To get a glance of Machu Picchu restaurant’s menu, click here.

Although the restaurant is not at a fancy, downtown-ish location as Taranta (a great green-certified location to enjoy Italian food with a wonderful Peruvian kick) or Orinoco (for the best pisco sour I had in Boston), it is a good option to enjoy traditional Peruvian dishes if you are driving or don’t mind walking in the suburbs of Boston.

And the latest about this Machu Picchu restaurant…the spin-off of its Peruvian rottiserie chicken right across the street! This just-opened restaurant is named “Machu Picchu Charcoal Chicken & Grill”. The menu looked pretty interesting, and the chicken looks pretty good and authentic. This type of chicken is perhaps Peru’s second flagship dish after the Ceviche. What is unique about this restaurant was the Quinoa side, as well as Peruvian-style beef kabobs we call “anticuchos”. Quinoa is originally from the Andes mountains of South America, with Peru at the center of the Inca Empire, and is a great source of protein that many generations have enjoyed. So if you are hungry, perhaps you might want to save some room after your meal at Machu Picchu to get some rottiserie chicken, or better yet anticuchos as an appetizer.

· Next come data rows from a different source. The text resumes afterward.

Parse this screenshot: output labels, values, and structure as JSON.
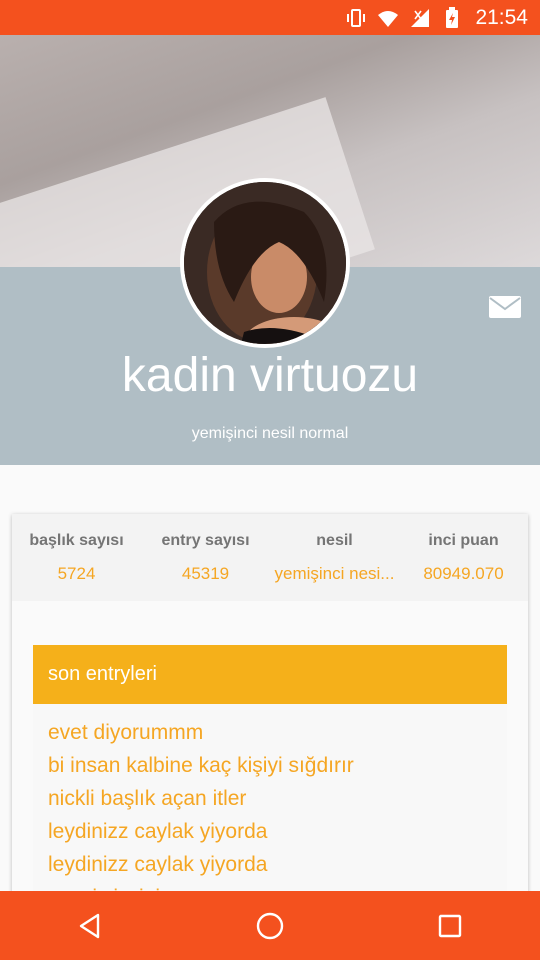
{
  "status_bar": {
    "time": "21:54",
    "icons": [
      "vibrate-icon",
      "wifi-icon",
      "signal-icon",
      "battery-charging-icon"
    ]
  },
  "profile": {
    "name": "kadin virtuozu",
    "subtitle": "yemişinci nesil normal",
    "icons": {
      "message": "mail-icon"
    }
  },
  "stats": [
    {
      "label": "başlık sayısı",
      "value": "5724"
    },
    {
      "label": "entry sayısı",
      "value": "45319"
    },
    {
      "label": "nesil",
      "value": "yemişinci nesi..."
    },
    {
      "label": "inci puan",
      "value": "80949.070"
    }
  ],
  "entries": {
    "title": "son entryleri",
    "items": [
      "evet diyorummm",
      "bi insan kalbine kaç kişiyi sığdırır",
      "nickli başlık açan itler",
      "leydinizz caylak yiyorda",
      "leydinizz caylak yiyorda",
      "sevgi sizsiniz"
    ]
  },
  "nav_bar": {
    "icons": [
      "back-icon",
      "home-icon",
      "recents-icon"
    ]
  },
  "colors": {
    "status_bar": "#f4511e",
    "header_band": "#b0bec5",
    "accent": "#f5a623",
    "entries_header": "#f5b01a"
  }
}
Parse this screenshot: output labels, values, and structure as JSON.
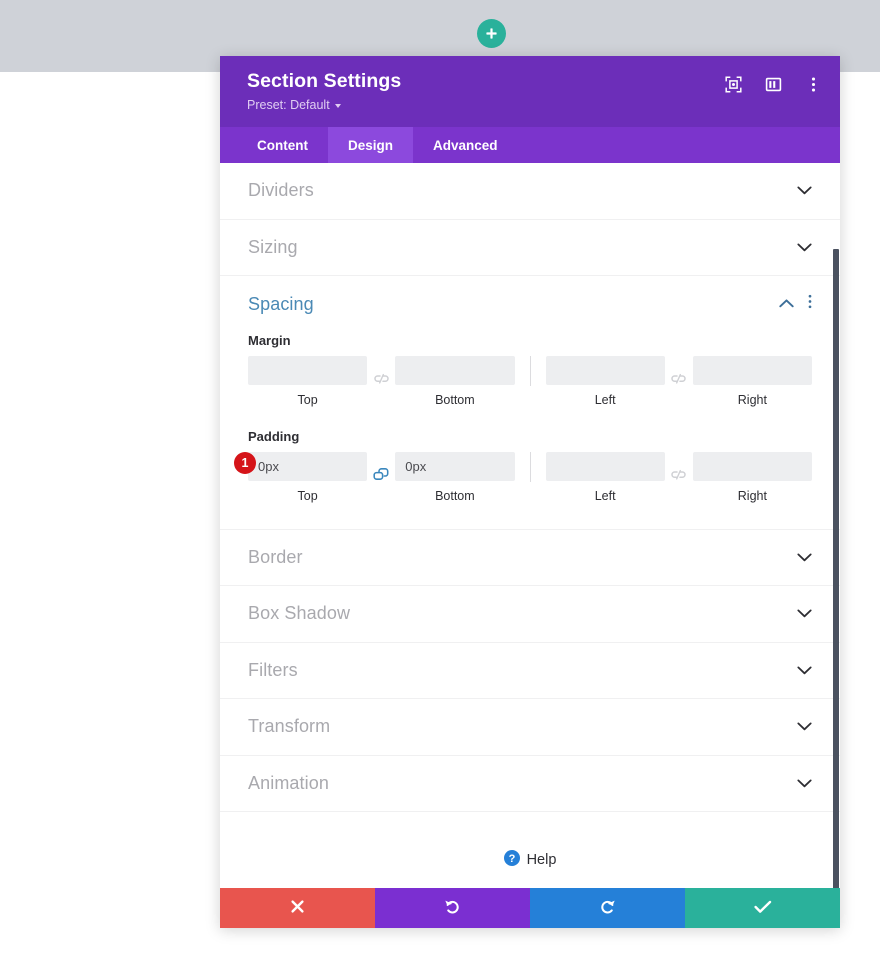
{
  "canvas": {
    "add_button_icon": "plus-icon",
    "top_band_color": "#cfd2d8",
    "accent_green": "#2ab19b"
  },
  "panel": {
    "header": {
      "title": "Section Settings",
      "preset_label": "Preset: Default",
      "icons": [
        {
          "name": "focus-target-icon",
          "label": "Focus"
        },
        {
          "name": "layout-panel-icon",
          "label": "Layout"
        },
        {
          "name": "kebab-menu-icon",
          "label": "More options"
        }
      ],
      "background_color": "#6c2eb9"
    },
    "tabs": [
      {
        "label": "Content",
        "active": false
      },
      {
        "label": "Design",
        "active": true
      },
      {
        "label": "Advanced",
        "active": false
      }
    ],
    "sections_above": [
      {
        "label": "Dividers",
        "expanded": false
      },
      {
        "label": "Sizing",
        "expanded": false
      }
    ],
    "spacing": {
      "label": "Spacing",
      "expanded": true,
      "accent_color": "#4a89b5",
      "margin": {
        "label": "Margin",
        "linked": false,
        "link_icon": "chain-broken-icon",
        "fields": [
          {
            "caption": "Top",
            "value": "",
            "placeholder": ""
          },
          {
            "caption": "Bottom",
            "value": "",
            "placeholder": ""
          },
          {
            "caption": "Left",
            "value": "",
            "placeholder": ""
          },
          {
            "caption": "Right",
            "value": "",
            "placeholder": ""
          }
        ]
      },
      "padding": {
        "label": "Padding",
        "linked": true,
        "link_icon_left": "chain-linked-icon",
        "link_icon_right": "chain-broken-icon",
        "badge": "1",
        "badge_color": "#d51419",
        "fields": [
          {
            "caption": "Top",
            "value": "0px",
            "placeholder": ""
          },
          {
            "caption": "Bottom",
            "value": "0px",
            "placeholder": ""
          },
          {
            "caption": "Left",
            "value": "",
            "placeholder": ""
          },
          {
            "caption": "Right",
            "value": "",
            "placeholder": ""
          }
        ]
      }
    },
    "sections_below": [
      {
        "label": "Border",
        "expanded": false
      },
      {
        "label": "Box Shadow",
        "expanded": false
      },
      {
        "label": "Filters",
        "expanded": false
      },
      {
        "label": "Transform",
        "expanded": false
      },
      {
        "label": "Animation",
        "expanded": false
      }
    ],
    "help": {
      "label": "Help",
      "icon": "question-circle-icon",
      "icon_color": "#2580d8"
    },
    "footer": [
      {
        "name": "close",
        "icon": "x-icon",
        "color": "#e8554e"
      },
      {
        "name": "undo",
        "icon": "undo-arrow-icon",
        "color": "#7b2fd1"
      },
      {
        "name": "redo",
        "icon": "redo-arrow-icon",
        "color": "#2580d8"
      },
      {
        "name": "save",
        "icon": "check-icon",
        "color": "#2ab19b"
      }
    ]
  }
}
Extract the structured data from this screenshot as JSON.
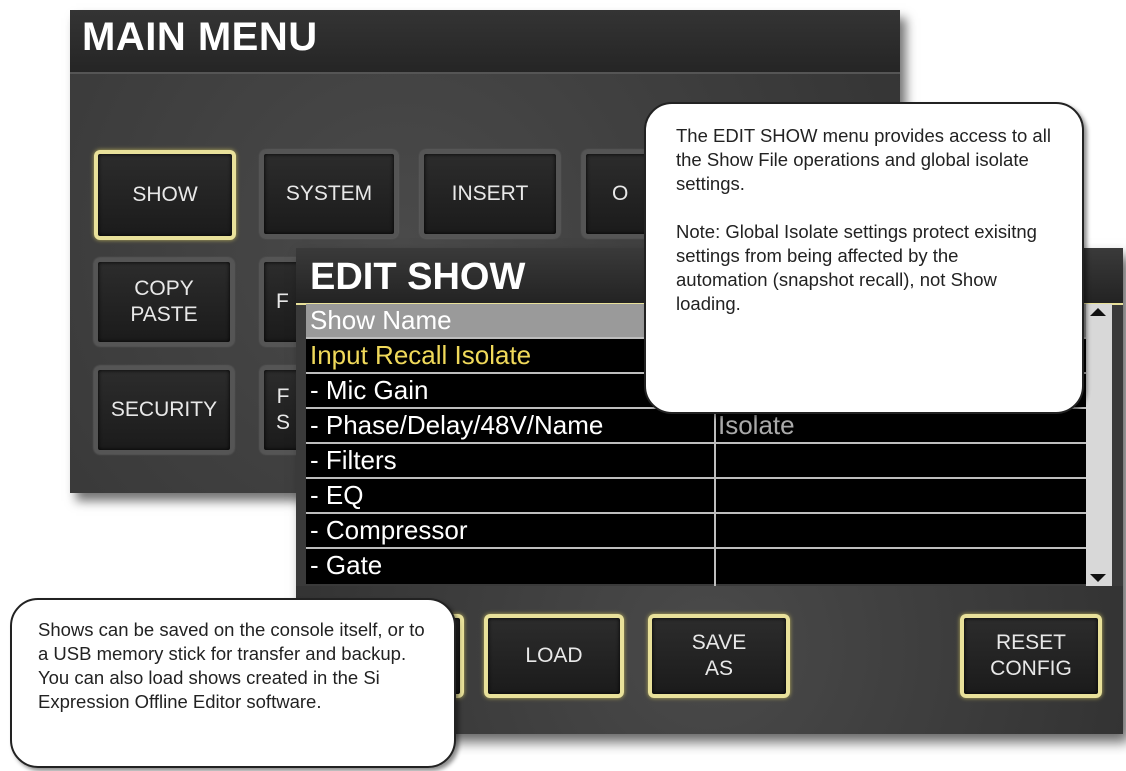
{
  "main_menu": {
    "title": "MAIN MENU",
    "buttons": [
      {
        "label": "SHOW"
      },
      {
        "label": "SYSTEM"
      },
      {
        "label": "INSERT"
      },
      {
        "label": "O"
      },
      {
        "label": "COPY\nPASTE"
      },
      {
        "label": "F"
      },
      {
        "label": "SECURITY"
      },
      {
        "label": "F\nS"
      }
    ]
  },
  "edit_show": {
    "title": "EDIT SHOW",
    "rows": [
      {
        "label": "Show Name",
        "value": ""
      },
      {
        "label": "Input Recall Isolate",
        "value": ""
      },
      {
        "label": "- Mic Gain",
        "value": ""
      },
      {
        "label": "- Phase/Delay/48V/Name",
        "value": "Isolate"
      },
      {
        "label": "- Filters",
        "value": ""
      },
      {
        "label": "- EQ",
        "value": ""
      },
      {
        "label": "- Compressor",
        "value": ""
      },
      {
        "label": "- Gate",
        "value": ""
      }
    ],
    "buttons": {
      "load": "LOAD",
      "save_as": "SAVE\nAS",
      "reset_config": "RESET\nCONFIG"
    }
  },
  "callouts": {
    "top_right": {
      "para1": "The EDIT SHOW menu provides access to all the Show File operations and global isolate settings.",
      "para2": "Note: Global Isolate settings protect exisitng settings from being affected by the automation (snapshot recall), not Show loading."
    },
    "bottom_left": {
      "text": "Shows can be saved on the console itself, or to a USB memory stick for transfer and backup. You can also load shows created in the Si Expression Offline Editor software."
    }
  },
  "colors": {
    "highlight_border": "#e9e19a",
    "accent_yellow": "#f0d95a",
    "panel_bg": "#3c3c3c"
  }
}
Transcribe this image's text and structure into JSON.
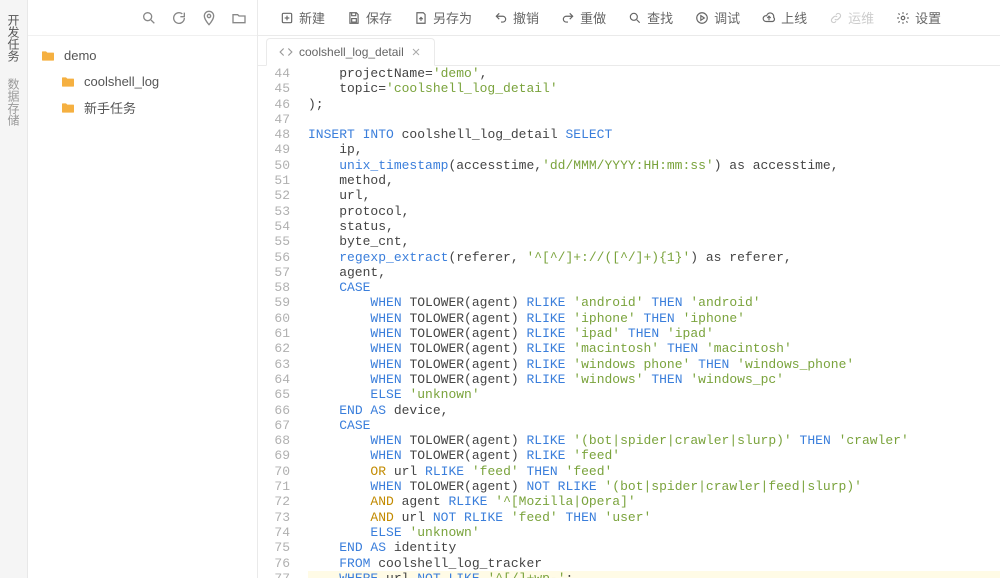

To get a glance of Machu Picchu Charcoal Chicken & Grill restaurant’s menu, click here

TIP: And if you are a big beer fan, you might want to try the local Peruvian beers available at both restaurants, including Cuzquena (my favorite) and Cristal.

Machu Picchu Restaurant is located at 307 Somerville Avenue, Somerville,  Massachusetts 02143.

Machu Picchu Charcoal Chicken & Grill is located at 25 Union SQ, Sommerville, Massachusetts 02143.

(PS – Although it doesn’t matter if you have in mind enjoying a great Peruvian meal, the one thing I was “nervous” about was the many typos the menu and marketing materials had. Sorry, must be the PR girl in me! Hahaha.)